Time period: Delivered at the first public funeral for the war dead, around 431 BCE, as recorded by Thucydides; Athens at war with Sparta. The speech contrasts democratic Athens with militaristic Sparta to justify the war effort and celebrate Athenian identity.

Significance: Pericles uses this contrast to defend the Athenian way of life during wartime, arguing that a free people, educated by culture rather than coercion, willingly confronts danger for the sake of the polis, capturing the Funeral Oration’s core theme that freedom and excellence reinforce one another, upholding Athenian democracy.

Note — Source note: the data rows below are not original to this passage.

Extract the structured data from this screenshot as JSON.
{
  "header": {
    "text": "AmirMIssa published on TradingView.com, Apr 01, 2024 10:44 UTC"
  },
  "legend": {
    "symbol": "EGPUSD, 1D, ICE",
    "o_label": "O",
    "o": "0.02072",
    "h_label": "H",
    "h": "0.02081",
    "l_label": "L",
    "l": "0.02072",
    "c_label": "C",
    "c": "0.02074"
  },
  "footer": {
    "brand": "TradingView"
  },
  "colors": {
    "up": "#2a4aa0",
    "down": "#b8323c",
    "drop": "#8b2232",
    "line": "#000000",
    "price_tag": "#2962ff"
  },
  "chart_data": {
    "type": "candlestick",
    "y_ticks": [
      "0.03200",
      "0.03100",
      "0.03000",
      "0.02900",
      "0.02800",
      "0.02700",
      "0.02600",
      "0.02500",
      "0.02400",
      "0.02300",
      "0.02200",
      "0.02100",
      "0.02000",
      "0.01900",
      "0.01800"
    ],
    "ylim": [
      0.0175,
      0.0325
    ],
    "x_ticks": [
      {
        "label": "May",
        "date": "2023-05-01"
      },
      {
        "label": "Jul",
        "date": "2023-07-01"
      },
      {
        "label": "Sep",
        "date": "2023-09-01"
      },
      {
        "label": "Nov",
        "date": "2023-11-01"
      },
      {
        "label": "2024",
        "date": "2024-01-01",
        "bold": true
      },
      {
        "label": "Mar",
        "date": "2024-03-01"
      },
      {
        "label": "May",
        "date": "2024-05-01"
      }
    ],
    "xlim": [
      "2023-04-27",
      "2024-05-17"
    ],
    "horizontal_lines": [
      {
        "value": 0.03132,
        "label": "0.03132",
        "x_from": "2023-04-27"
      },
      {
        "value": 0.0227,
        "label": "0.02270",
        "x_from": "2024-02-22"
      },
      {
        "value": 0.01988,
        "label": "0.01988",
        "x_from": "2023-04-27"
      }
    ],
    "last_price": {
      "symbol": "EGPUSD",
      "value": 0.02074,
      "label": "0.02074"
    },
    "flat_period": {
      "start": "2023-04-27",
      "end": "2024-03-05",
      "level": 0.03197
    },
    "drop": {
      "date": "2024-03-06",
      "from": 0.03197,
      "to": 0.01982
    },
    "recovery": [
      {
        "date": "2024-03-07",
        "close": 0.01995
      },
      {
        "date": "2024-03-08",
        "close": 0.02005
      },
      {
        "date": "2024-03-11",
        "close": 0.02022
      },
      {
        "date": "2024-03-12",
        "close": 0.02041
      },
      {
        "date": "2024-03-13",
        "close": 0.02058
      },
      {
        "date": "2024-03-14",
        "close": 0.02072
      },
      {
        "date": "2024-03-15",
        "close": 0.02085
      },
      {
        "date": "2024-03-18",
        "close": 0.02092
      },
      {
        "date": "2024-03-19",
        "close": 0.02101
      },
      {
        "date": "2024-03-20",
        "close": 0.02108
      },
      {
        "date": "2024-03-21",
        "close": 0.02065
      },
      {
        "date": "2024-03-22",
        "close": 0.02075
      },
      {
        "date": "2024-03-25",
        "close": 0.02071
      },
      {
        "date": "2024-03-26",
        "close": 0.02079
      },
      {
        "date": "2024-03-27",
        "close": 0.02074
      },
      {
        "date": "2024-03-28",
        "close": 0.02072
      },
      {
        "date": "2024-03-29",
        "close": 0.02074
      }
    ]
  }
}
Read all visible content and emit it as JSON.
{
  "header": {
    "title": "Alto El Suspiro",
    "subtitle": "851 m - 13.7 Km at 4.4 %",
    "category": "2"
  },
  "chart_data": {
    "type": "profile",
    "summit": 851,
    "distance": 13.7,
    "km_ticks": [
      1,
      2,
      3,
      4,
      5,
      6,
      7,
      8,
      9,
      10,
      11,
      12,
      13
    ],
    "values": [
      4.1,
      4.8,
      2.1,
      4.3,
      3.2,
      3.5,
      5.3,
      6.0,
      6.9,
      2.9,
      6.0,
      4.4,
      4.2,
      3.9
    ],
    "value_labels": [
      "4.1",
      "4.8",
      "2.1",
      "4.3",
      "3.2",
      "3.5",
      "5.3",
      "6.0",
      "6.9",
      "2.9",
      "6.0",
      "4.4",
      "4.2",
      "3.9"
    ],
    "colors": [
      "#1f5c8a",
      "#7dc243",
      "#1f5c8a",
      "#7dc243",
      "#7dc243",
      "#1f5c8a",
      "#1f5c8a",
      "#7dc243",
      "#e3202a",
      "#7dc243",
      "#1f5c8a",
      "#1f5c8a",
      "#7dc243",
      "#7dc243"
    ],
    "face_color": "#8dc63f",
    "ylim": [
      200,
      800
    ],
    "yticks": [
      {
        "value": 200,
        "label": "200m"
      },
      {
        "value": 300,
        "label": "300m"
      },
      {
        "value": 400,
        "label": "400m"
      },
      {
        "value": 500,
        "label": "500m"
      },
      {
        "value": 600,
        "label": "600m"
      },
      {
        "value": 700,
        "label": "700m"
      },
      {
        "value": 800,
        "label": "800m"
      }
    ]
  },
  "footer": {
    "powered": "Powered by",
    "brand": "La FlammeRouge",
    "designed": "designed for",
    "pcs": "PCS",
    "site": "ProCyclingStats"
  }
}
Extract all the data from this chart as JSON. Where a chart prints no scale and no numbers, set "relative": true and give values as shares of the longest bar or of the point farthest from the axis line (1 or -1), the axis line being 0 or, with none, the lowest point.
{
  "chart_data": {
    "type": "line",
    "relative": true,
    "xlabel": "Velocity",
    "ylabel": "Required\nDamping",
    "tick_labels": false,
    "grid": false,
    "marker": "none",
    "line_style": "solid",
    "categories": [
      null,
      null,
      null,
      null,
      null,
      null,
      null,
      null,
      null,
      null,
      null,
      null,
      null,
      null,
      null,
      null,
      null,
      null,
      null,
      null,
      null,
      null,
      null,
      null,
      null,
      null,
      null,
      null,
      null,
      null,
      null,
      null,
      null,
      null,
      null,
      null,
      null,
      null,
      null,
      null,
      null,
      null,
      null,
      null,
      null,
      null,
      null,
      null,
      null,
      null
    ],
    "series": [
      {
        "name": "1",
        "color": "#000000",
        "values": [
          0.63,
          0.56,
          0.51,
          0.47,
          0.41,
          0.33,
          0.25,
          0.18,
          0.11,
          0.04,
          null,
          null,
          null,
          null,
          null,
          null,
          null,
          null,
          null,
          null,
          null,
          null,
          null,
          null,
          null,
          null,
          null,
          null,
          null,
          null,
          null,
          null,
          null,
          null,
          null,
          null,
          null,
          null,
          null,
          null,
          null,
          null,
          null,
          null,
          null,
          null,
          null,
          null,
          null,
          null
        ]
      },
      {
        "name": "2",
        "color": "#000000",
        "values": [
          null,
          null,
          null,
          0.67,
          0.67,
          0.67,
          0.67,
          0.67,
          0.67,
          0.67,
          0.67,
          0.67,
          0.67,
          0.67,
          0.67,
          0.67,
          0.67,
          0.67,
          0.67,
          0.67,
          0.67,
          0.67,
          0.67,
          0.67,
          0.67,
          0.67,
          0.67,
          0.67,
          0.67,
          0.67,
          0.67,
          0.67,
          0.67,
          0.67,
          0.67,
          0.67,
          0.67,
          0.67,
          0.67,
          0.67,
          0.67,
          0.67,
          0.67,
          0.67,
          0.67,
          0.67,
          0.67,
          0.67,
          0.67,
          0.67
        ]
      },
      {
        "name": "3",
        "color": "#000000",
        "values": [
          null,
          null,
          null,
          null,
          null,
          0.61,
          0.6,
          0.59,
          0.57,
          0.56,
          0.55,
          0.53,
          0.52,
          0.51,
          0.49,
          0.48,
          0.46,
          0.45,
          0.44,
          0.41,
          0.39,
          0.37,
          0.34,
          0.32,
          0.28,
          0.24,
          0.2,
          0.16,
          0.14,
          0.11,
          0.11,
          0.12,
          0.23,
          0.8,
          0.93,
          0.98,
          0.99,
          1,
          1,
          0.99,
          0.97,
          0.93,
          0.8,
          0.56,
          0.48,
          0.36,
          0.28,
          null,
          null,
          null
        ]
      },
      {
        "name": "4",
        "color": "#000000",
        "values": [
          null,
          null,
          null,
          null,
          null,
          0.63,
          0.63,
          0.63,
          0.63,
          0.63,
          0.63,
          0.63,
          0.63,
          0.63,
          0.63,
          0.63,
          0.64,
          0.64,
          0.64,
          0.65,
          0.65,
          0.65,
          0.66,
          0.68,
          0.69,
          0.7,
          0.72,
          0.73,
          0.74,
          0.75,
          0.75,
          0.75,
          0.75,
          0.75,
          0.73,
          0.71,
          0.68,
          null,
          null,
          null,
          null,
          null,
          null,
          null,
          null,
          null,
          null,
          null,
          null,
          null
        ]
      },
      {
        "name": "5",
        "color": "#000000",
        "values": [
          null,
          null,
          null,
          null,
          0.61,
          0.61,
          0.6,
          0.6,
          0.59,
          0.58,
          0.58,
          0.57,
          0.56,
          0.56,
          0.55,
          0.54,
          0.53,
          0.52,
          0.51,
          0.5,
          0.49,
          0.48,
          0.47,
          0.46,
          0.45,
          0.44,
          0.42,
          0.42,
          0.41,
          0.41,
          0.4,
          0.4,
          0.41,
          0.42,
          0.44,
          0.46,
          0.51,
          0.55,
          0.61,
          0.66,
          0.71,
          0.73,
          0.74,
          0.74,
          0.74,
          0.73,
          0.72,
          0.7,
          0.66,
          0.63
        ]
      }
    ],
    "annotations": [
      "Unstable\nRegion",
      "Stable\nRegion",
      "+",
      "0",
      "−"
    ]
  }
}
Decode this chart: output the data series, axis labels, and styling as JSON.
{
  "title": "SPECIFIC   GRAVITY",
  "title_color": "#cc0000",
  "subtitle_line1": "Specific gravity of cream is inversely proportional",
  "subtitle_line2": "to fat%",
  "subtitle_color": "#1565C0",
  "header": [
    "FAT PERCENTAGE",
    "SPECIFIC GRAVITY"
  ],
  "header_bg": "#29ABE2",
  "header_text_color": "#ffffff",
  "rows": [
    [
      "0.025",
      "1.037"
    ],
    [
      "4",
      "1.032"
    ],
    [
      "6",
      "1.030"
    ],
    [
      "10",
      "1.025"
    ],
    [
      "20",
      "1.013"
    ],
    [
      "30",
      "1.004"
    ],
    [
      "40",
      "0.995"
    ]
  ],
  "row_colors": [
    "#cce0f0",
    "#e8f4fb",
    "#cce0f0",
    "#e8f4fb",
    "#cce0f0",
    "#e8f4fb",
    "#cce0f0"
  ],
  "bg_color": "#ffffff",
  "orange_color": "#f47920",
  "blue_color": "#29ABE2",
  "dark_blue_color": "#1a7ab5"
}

Explanation in context of the bolded words: In Pericles’ account, education encompasses the whole Athenian cultural system—arts, music, rhetoric, civic participation—that forms citizens who defend their city out of genuine commitment rather than compulsion. He contrasts this with our rivals, especially Sparta, whose strength comes from rigid regimentation and a painful discipline like the agoge, a harsh upbringing that enforces obedience and austerity. By contrast, Athenians “live exactly as we please,” enjoying personal freedom, open culture, and self-directed lives, yet they remain deeply loyal to the polis. Thus, even without coercive training, they are fully prepared to encounter every legitimate danger, showing that courage rooted in freedom is more admirable and effective than courage produced by fear or compulsion.

Textual Evidence 1 (same source): Funeral Oration, education is tied to a democratic upbringing: open debate, public life, and self-motivated virtue.

Textual Evidence 2: In Kitto’s writings, Athens is described as a culture where citizens “live fully,” unburdened by rigid social control.